Le sujet dépasse largement le cadre strict d’une investigation purement historique. Investigation au sens le plus objectif et universel du terme qui touche l’homme, qui le touche dans sa dimension subjective intime. Ce sujet concerne à la fois l’avenir de l’humanité et en même temps réclame une prise en compte de tous ses aspects réels. 

Dans le cadre de l’histoire de l’humanité, ce sujet est comparable à des métaux rares dont les gisements sont recherchés et les mines d’exploitation convoitées. Traiter une telle question c’est toucher à la notion du peuple élu par le biais de sa destinée purement historique. 

C’est aussi toucher à la nature même de la révélation divine avec son message d’amour en confrontation directe avec l’injustice, la souffrance et la mort. Par surcroît une confrontation menée, comme lors de la seconde guerre mondiale, de façon aussi infâme.

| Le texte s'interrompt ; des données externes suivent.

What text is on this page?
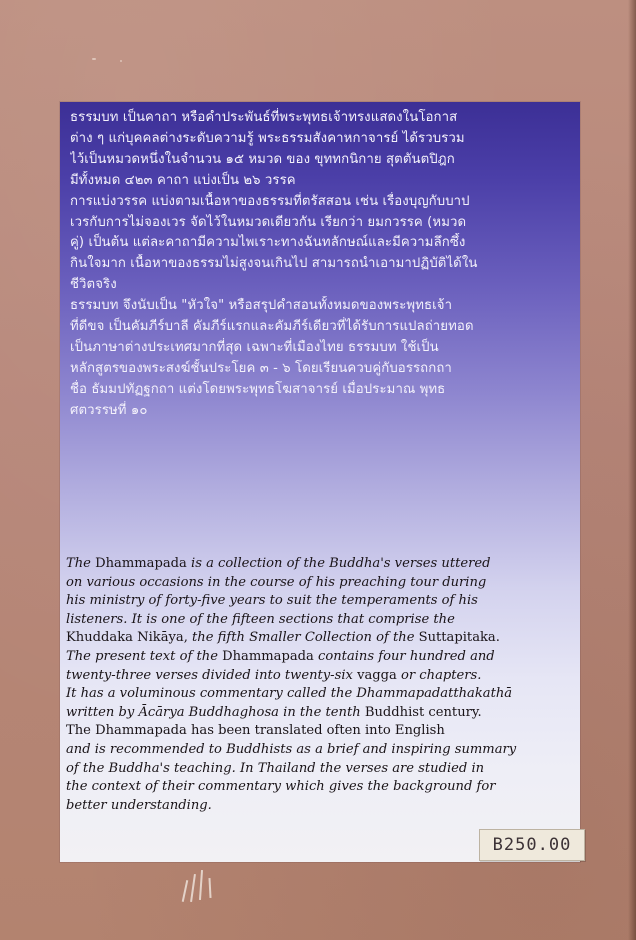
ธรรมบท เป็นคาถา หรือคำประพันธ์ที่พระพุทธเจ้าทรงแสดงในโอกาส

ต่าง ๆ แก่บุคคลต่างระดับความรู้ พระธรรมสังคาหกาจารย์ ได้รวบรวม

ไว้เป็นหมวดหนึ่งในจำนวน ๑๕ หมวด ของ ขุททกนิกาย สุตตันตปิฎก

มีทั้งหมด ๔๒๓ คาถา แบ่งเป็น ๒๖ วรรค

การแบ่งวรรค แบ่งตามเนื้อหาของธรรมที่ตรัสสอน เช่น เรื่องบุญกับบาป

เวรกับการไม่จองเวร จัดไว้ในหมวดเดียวกัน เรียกว่า ยมกวรรค (หมวด

คู่) เป็นต้น แต่ละคาถามีความไพเราะทางฉันทลักษณ์และมีความลึกซึ้ง

กินใจมาก เนื้อหาของธรรมไม่สูงจนเกินไป สามารถนำเอามาปฏิบัติได้ใน

ชีวิตจริง

ธรรมบท จึงนับเป็น "หัวใจ" หรือสรุปคำสอนทั้งหมดของพระพุทธเจ้า

ที่ดีขจ เป็นคัมภีร์บาลี คัมภีร์แรกและคัมภีร์เดียวที่ได้รับการแปลถ่ายทอด

เป็นภาษาต่างประเทศมากที่สุด เฉพาะที่เมืองไทย ธรรมบท ใช้เป็น

หลักสูตรของพระสงฆ์ชั้นประโยค ๓ - ๖ โดยเรียนควบคู่กับอรรถกถา

ชื่อ ธัมมปทัฏฐกถา แต่งโดยพระพุทธโฆสาจารย์ เมื่อประมาณ พุทธ

ศตวรรษที่ ๑๐

The Dhammapada is a collection of the Buddha's verses uttered

on various occasions in the course of his preaching tour during

his ministry of forty-five years to suit the temperaments of his

listeners. It is one of the fifteen sections that comprise the

Khuddaka Nikāya, the fifth Smaller Collection of the Suttapitaka.

The present text of the Dhammapada contains four hundred and

twenty-three verses divided into twenty-six vagga or chapters.

It has a voluminous commentary called the Dhammapadatthakathā

written by Ācārya Buddhaghosa in the tenth Buddhist century.

The Dhammapada has been translated often into English

and is recommended to Buddhists as a brief and inspiring summary

of the Buddha's teaching. In Thailand the verses are studied in

the context of their commentary which gives the background for

better understanding.

B250.00
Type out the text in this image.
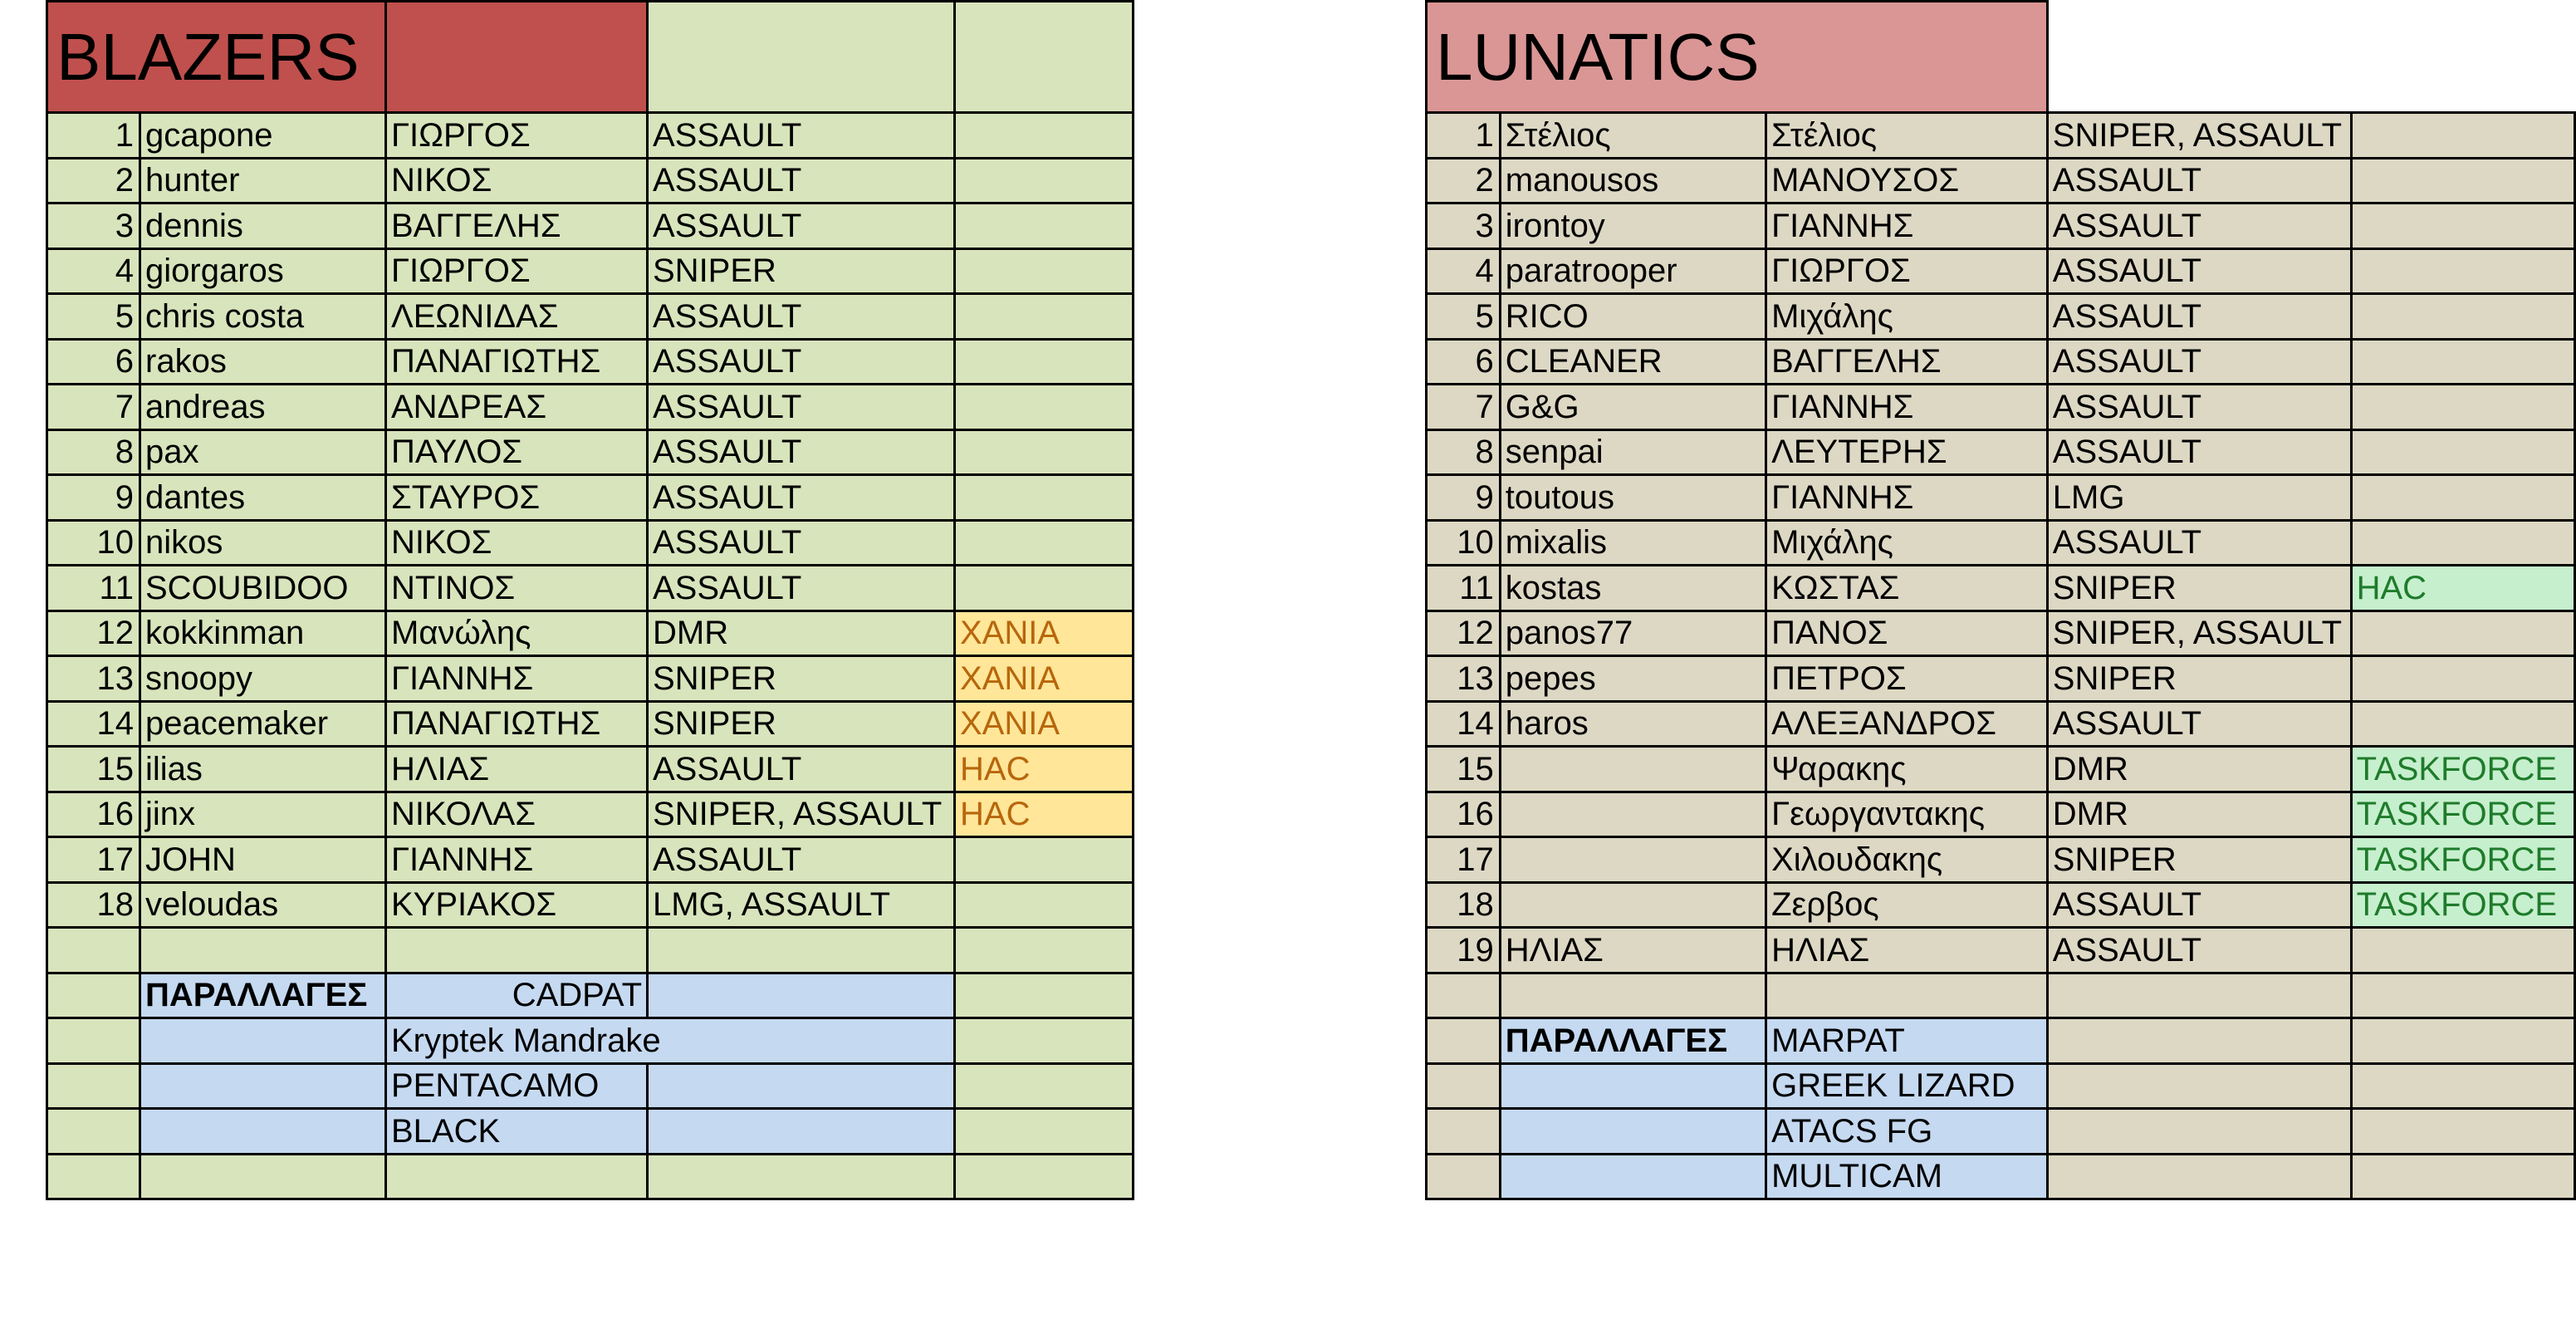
BLAZERS				
1	gcapone	ΓΙΩΡΓΟΣ	ASSAULT	
2	hunter	ΝΙΚΟΣ	ASSAULT	
3	dennis	ΒΑΓΓΕΛΗΣ	ASSAULT	
4	giorgaros	ΓΙΩΡΓΟΣ	SNIPER	
5	chris costa	ΛΕΩΝΙΔΑΣ	ASSAULT	
6	rakos	ΠΑΝΑΓΙΩΤΗΣ	ASSAULT	
7	andreas	ΑΝΔΡΕΑΣ	ASSAULT	
8	pax	ΠΑΥΛΟΣ	ASSAULT	
9	dantes	ΣΤΑΥΡΟΣ	ASSAULT	
10	nikos	ΝΙΚΟΣ	ASSAULT	
11	SCOUBIDOO	ΝΤΙΝΟΣ	ASSAULT	
12	kokkinman	Μανώλης	DMR	ΧΑΝΙΑ
13	snoopy	ΓΙΑΝΝΗΣ	SNIPER	ΧΑΝΙΑ
14	peacemaker	ΠΑΝΑΓΙΩΤΗΣ	SNIPER	ΧΑΝΙΑ
15	ilias	ΗΛΙΑΣ	ASSAULT	HAC
16	jinx	ΝΙΚΟΛΑΣ	SNIPER, ASSAULT	HAC
17	JOHN	ΓΙΑΝΝΗΣ	ASSAULT	
18	veloudas	ΚΥΡΙΑΚΟΣ	LMG, ASSAULT	

	ΠΑΡΑΛΛΑΓΕΣ	CADPAT		
		Kryptek Mandrake		
		PENTACAMO		
		BLACK		

LUNATICS				
1	Στέλιος	Στέλιος	SNIPER, ASSAULT	
2	manousos	ΜΑΝΟΥΣΟΣ	ASSAULT	
3	irontoy	ΓΙΑΝΝΗΣ	ASSAULT	
4	paratrooper	ΓΙΩΡΓΟΣ	ASSAULT	
5	RICO	Μιχάλης	ASSAULT	
6	CLEANER	ΒΑΓΓΕΛΗΣ	ASSAULT	
7	G&G	ΓΙΑΝΝΗΣ	ASSAULT	
8	senpai	ΛΕΥΤΕΡΗΣ	ASSAULT	
9	toutous	ΓΙΑΝΝΗΣ	LMG	
10	mixalis	Μιχάλης	ASSAULT	
11	kostas	ΚΩΣΤΑΣ	SNIPER	HAC
12	panos77	ΠΑΝΟΣ	SNIPER, ASSAULT	
13	pepes	ΠΕΤΡΟΣ	SNIPER	
14	haros	ΑΛΕΞΑΝΔΡΟΣ	ASSAULT	
15		Ψαρακης	DMR	TASKFORCE
16		Γεωργαντακης	DMR	TASKFORCE
17		Χιλουδακης	SNIPER	TASKFORCE
18		Ζερβος	ASSAULT	TASKFORCE
19	ΗΛΙΑΣ	ΗΛΙΑΣ	ASSAULT	

	ΠΑΡΑΛΛΑΓΕΣ	MARPAT		
		GREEK LIZARD		
		ATACS FG		
		MULTICAM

C’est en effet sur le terrain de l’histoire humaine si douloureuse parfois, souvent, que de telles explorations s’opèrent. Elles concernent la rareté unique d’un peuple décidément pas comme les autres, ce qui, à cet égard requiert une attestation particulière. Ces explorations sont nécessaires pour comprendre et prévenir.

Cependant, prendre part à de telles explorations c’est courir le risque d’être compris de travers. C’est risquer d’être mal interprété. Encore une fois, comme souvent. Et au lieu de clarifier, participer à l’embrouille général. En espérant y échapper, je me lance en toute simplicité.

Deux raisons me poussent à traiter ce sujet, hyper exploré et pas moins hyper exploité. Est-ce qu’il y a encore dans ce domaine des nouveautés à découvrir? Oui et ceci doublement, par deux biais. Par les faits bruts et par la résonance que cela éveille dans l’histoire humaine qui se déroule devant nos yeux, qui nous imprègne et nous conditionne.

La première raison est la publication d’un article* dans une revue italienne. La seconde est la situation actuelle, de nouveau si conflictuelle entre l’État d’Israël et les diverses factions de l’autorité palestinienne. Si je choisis de développer le premier point au détriment du second c’est pour une question de méthode. 

Je tiens à prendre en compte seulement le contenu de l’article qui jette une lumière nouvelle sur la situation réelle, bien historique. L’article qui éclaire sur la manière dont les populations d’un pays particulier ont réagi aux lois antijuives durant la seconde guerre mondiale. 

Pour ce qui est du contexte actuel, je le mentionne uniquement pour donner du relief réel dans les débats actuels sur l’avenir de l’humanité. Mais je ne pense pas ni nécessaire ni même à propos de le développer, tout au moins dans les cadres de ces podcasts.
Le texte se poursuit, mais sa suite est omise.